The Shanxi coking plant was ordered to stop operations and was given an undisclosed deadline to meet environmental standards, it said.

The list also included several power plants and highways in two other parts of the country.

The inclusion of Shanghai's outer ring road is something of a loss of face for China's largest city, which prides itself on its modern skyscrapers, roads and other showcase sites.

In recent years, the city has redoubled efforts to clean up fouled waterways and improve compliance with auto emissions controls.

But the city failed to abide by an order to install noise barriers along parts of the highway by July 2004 and now faces a new deadline for compliance, the agency said.

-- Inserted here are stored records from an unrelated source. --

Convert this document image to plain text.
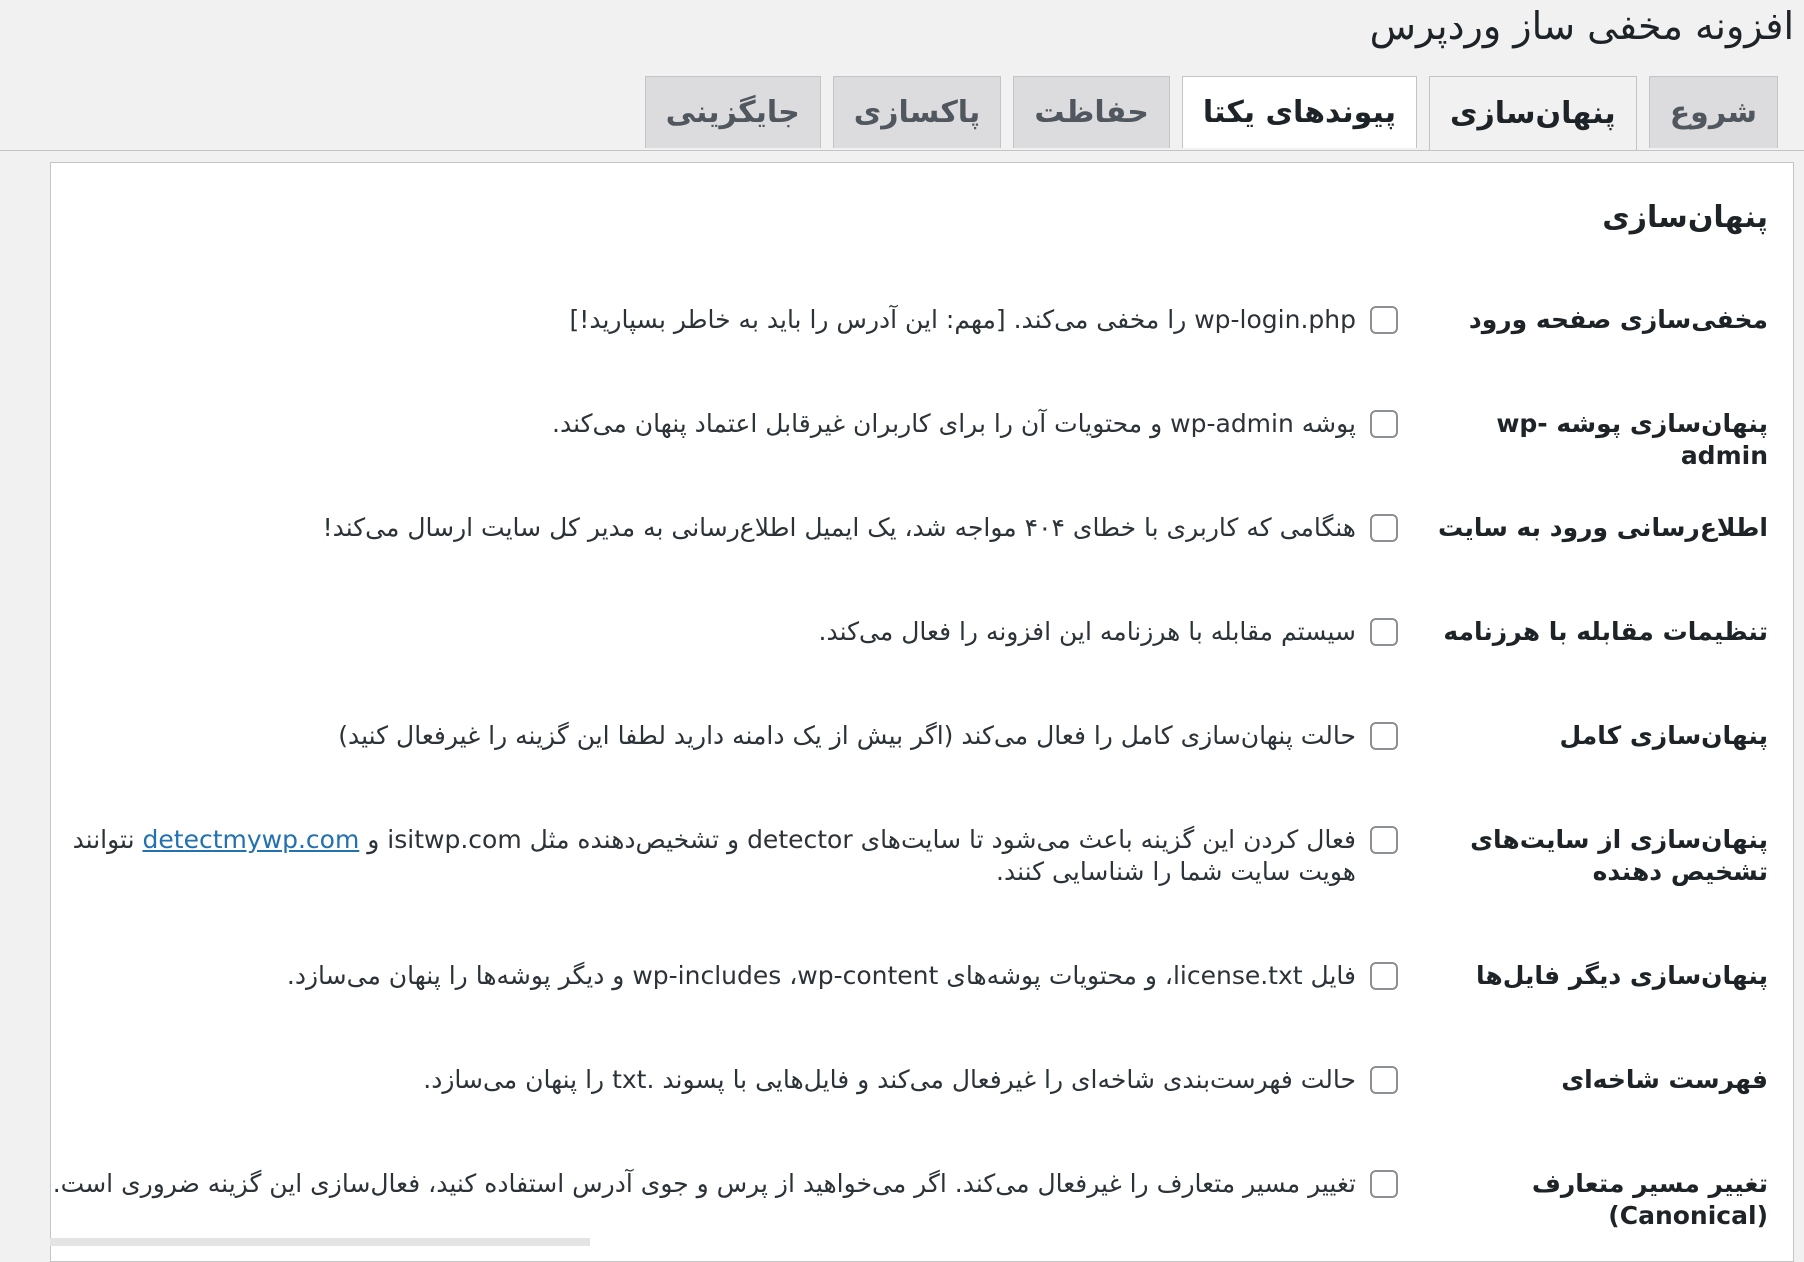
افزونه مخفی ساز وردپرس
شروع
پنهان‌سازی
پیوندهای یکتا
حفاظت
پاکسازی
جایگزینی
پنهان‌سازی
مخفی‌سازی صفحه ورود
wp-login.php را مخفی می‌کند. [مهم: این آدرس را باید به خاطر بسپارید!]
پنهان‌سازی پوشه wp-admin
پوشه wp-admin و محتویات آن را برای کاربران غیرقابل اعتماد پنهان می‌کند.
اطلاع‌رسانی ورود به سایت
هنگامی که کاربری با خطای ۴۰۴ مواجه شد، یک ایمیل اطلاع‌رسانی به مدیر کل سایت ارسال می‌کند!
تنظیمات مقابله با هرزنامه
سیستم مقابله با هرزنامه این افزونه را فعال می‌کند.
پنهان‌سازی کامل
حالت پنهان‌سازی کامل را فعال می‌کند (اگر بیش از یک دامنه دارید لطفا این گزینه را غیرفعال کنید)
پنهان‌سازی از سایت‌های تشخیص دهنده
فعال کردن این گزینه باعث می‌شود تا سایت‌های detector و تشخیص‌دهنده مثل isitwp.com و detectmywp.com نتوانند هویت سایت شما را شناسایی کنند.
پنهان‌سازی دیگر فایل‌ها
فایل license.txt، و محتویات پوشه‌های wp-includes ،wp-content و دیگر پوشه‌ها را پنهان می‌سازد.
فهرست شاخه‌ای
حالت فهرست‌بندی شاخه‌ای را غیرفعال می‌کند و فایل‌هایی با پسوند .txt را پنهان می‌سازد.
تغییر مسیر متعارف (Canonical)
تغییر مسیر متعارف را غیرفعال می‌کند. اگر می‌خواهید از پرس و جوی آدرس استفاده کنید، فعال‌سازی این گزینه ضروری است.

An official in the Shanghai city government office, who spoke on customary condition of anonymity, said the city was aware of the problem and was working on a "detailed plan" to solve it.

The environment agency's statement cited an unnamed "responsible official," who slammed local governments for disregarding efforts to reduce energy consumption and pollution, hurting public health and lifestyles.

"The main reason is that local governments pursue fast economic growth but neglect the price of environmental destruction," it said.

The agency, until recently virtually toothless in its efforts to enforce pollution and other safeguards, appears to have gained greater influence in part due to a recognition by top leaders of the severe damage wrought by three decades of breakneck industrial development.